Flowers-Geary L, Harvey R G, Penning T M
Department of Pharmacology, University of Pennsylvania School of Medicine, Philadelphia 19104, USA.
Carcinogenesis. 1995 Nov;16(11):2707-15. doi: 10.1093/carcin/16.11.2707.
Dihydrodiol dehydrogenase (DD) has been shown to catalyze the oxidation of (+/-)-trans-7,8-dihydroxy-7,8-dihydrobenzo [a]pyrene (BP-diol) to yield benzo[a]pyrene-7,8-dione (BPQ) in uninduced fortified rat liver S100 fractions but the formation of BPQ has not been observed in whole cells. In these studies [3H]BP-diol was incubated with isolated hepatocytes from uninduced rats for 0-20 min at 37 degrees C. Organic-extractable radioactivity in the cell media accounted for 20% of the total [3H]BP-diol added. Reverse phase (RP)-HPLC analysis of this fraction revealed the formation of an unknown metabolite that co-chromatographed with an authentic synthetic standard of BPQ. The identity of the unknown metabolite was further established by: (i) co-chromatography with synthetic BPQ under both RP- and normal phase-HPLC conditions using diode array detection, which indicated that metabolite shared UV/vis spectral identity with standard BPQ; and by (ii) electron impact mass spectrometry of the unknown metabolite which gave the same parent and fragment ions as the synthetic standard. The formation of BPQ by isolated hepatocytes was found to be 0.50 nmol/3 x 10(6) cells/10 min, and represented 7% of the total organic-soluble metabolites in the extracellular media. Its formation was abolished by the addition of indomethacin, a competitive inhibitor of DD, indicating that this enzyme was responsible for BPQ formation. Other organic-soluble metabolites formed corresponded to BP-tetraols (hydrolysis products of the anti- and syn-diol epoxides). Examination of the aqueous phase of the extracellular media indicated that a large portion of BP-diol was converted to glucuronide and sulfate conjugates. Under the conditions employed BP-tetraols and BPQ were formed to an equal extent implying that in hepatocytes isolated from uninduced rats, DD and CYP1A1 contributed equally to the metabolism of BP-diol.

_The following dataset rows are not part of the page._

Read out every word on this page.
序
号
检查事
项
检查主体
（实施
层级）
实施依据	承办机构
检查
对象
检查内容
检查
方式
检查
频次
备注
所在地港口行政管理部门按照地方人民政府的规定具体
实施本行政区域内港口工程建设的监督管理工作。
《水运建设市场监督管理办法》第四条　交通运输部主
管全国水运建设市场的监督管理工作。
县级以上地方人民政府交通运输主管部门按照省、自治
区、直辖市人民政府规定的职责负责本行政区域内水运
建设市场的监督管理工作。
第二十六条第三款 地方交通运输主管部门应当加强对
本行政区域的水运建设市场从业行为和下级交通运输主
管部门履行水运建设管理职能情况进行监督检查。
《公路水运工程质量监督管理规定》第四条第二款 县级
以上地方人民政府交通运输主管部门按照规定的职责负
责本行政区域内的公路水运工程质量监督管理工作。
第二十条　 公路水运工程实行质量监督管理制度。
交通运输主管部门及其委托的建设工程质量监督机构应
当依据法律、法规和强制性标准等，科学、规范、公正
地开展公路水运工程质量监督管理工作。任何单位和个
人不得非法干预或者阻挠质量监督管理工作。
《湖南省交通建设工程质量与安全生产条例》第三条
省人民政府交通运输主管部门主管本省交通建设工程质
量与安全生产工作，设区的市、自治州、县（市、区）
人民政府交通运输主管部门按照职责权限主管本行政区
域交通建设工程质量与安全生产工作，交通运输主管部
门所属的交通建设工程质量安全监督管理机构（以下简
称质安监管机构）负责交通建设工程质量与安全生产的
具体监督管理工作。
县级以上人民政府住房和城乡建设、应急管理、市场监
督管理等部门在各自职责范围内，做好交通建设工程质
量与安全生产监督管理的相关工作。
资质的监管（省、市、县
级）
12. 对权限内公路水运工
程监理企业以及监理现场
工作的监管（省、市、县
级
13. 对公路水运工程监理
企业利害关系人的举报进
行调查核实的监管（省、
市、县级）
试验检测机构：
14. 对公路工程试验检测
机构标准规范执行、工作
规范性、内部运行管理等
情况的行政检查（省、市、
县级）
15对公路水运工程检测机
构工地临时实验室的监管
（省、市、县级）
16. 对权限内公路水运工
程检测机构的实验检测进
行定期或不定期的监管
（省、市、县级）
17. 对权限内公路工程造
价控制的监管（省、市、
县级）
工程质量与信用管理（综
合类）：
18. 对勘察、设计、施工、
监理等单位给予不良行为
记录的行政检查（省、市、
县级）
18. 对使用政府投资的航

二氢二醇脱氢酶(DD)已被证明可催化(±)-反式-7,8-二羟基-7,8-二氢苯并[a]芘(BP-二醇)氧化,在未诱导的强化大鼠肝脏S100组分中生成苯并[a]芘-7,8-二酮(BPQ),但在全细胞中未观察到BPQ的形成。在这些研究中,[3H]BP-二醇与未诱导大鼠分离的肝细胞在37℃下孵育0 - 20分钟。细胞培养基中有机可提取放射性占添加的总[3H]BP-二醇的20%。对该部分进行反相(RP)-HPLC分析,发现形成了一种未知代谢物,其与BPQ的真实合成标准品共色谱。通过以下方法进一步确定了未知代谢物的身份:(i)在使用二极管阵列检测的RP-和正相-HPLC条件下,与合成BPQ共色谱,这表明代谢物与标准BPQ具有相同的紫外/可见光谱特征;以及(ii)对未知代谢物进行电子轰击质谱分析,其产生的母离子和碎片离子与合成标准品相同。发现分离的肝细胞形成BPQ的量为0.50 nmol/3×10(6)个细胞/10分钟,占细胞外培养基中总有机可溶性代谢物的7%。加入吲哚美辛(DD的竞争性抑制剂)后,其形成被消除,表明该酶负责BPQ的形成。形成的其他有机可溶性代谢物对应于BP-四醇(反式和顺式二醇环氧化物的水解产物)。对细胞外培养基水相的检查表明,大部分BP-二醇转化为葡萄糖醛酸和硫酸盐结合物。在所采用的条件下,BP-四醇和BPQ的形成程度相同,这意味着在从未诱导大鼠分离的肝细胞中,DD和CYP1A1对BP-二醇的代谢贡献相等。